Quand Alain Guiraudie met en scène une pastorale de défroqué... Fidèle à son art du picaresque et avec pour socle son roman-monde de 2021, Rabalaïre, dont il a entrepris de porter certains segments à l'écran, le cinéaste a planté sa caméra dans un bled forestier à la lisière de Millau, dans l'Aveyron. Jalousies tenaces, désirs plus ou moins refoulés et élans anarchiques s'y entrecroisent en mode thriller déjanté avec en renfort des personnages croquignolesques, à l'instar d'un curé de campagne comme on n'en voit plus, surtout lorsqu'il s'avère aussi généreux que libidineux.

Tout débute avec le retour dans son village natal d'un jeune employé de boulangerie (Félix Kysyl) dont le patron vient de clamser.
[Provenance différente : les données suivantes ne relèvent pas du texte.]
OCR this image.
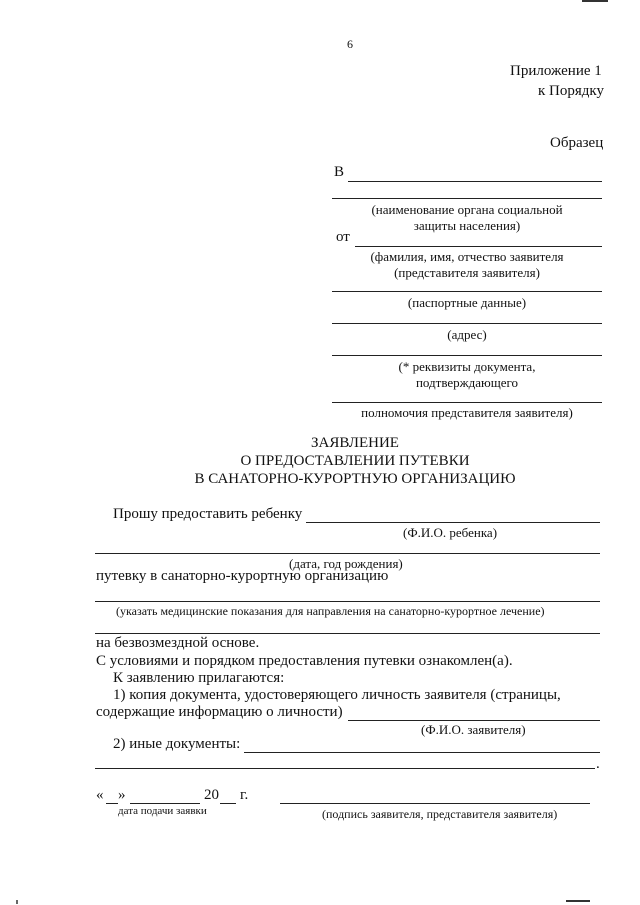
6
Приложение 1
к Порядку
Образец
В
(наименование органа социальной
защиты населения)
от
(фамилия, имя, отчество заявителя
(представителя заявителя)
(паспортные данные)
(адрес)
(* реквизиты документа,
подтверждающего
полномочия представителя заявителя)
ЗАЯВЛЕНИЕ
О ПРЕДОСТАВЛЕНИИ ПУТЕВКИ
В САНАТОРНО-КУРОРТНУЮ ОРГАНИЗАЦИЮ
Прошу предоставить ребенку
(Ф.И.О. ребенка)
(дата, год рождения)
путевку в санаторно-курортную организацию
(указать медицинские показания для направления на санаторно-курортное лечение)
на безвозмездной основе.
С условиями и порядком предоставления путевки ознакомлен(а).
К заявлению прилагаются:
1) копия документа, удостоверяющего личность заявителя (страницы,
содержащие информацию о личности)
(Ф.И.О. заявителя)
2) иные документы:
.
« »	20 г.
дата подачи заявки	(подпись заявителя, представителя заявителя)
Sitôt les funérailles terminées, ce revenant au charme indéfini s'installe chez la veuve du macchabée (Catherine Frot) avant de s'embourber avec le fils de cette dernière (Jean-Baptiste Durand, le réalisateur de Chien de la casse !) dans un contentieux qui va mal finir. 

Comme souvent avec le réalisateur de L'Inconnu du lac et Rester vertical, les comportements des uns et des autres sont lourds de connotations, l'âge mûr attire les jeunots et vice-versa, les bagarres ressemblent à des ébats tandis que la sensualité est forcément circulaire, bisexualité oblige... Catherine Frot s'intègre de manière touchante à cet univers à la fois violent, farcesque et mâtiné d'un érotisme rural plus suggestif que par le passé dans la filmo de Guiraudie.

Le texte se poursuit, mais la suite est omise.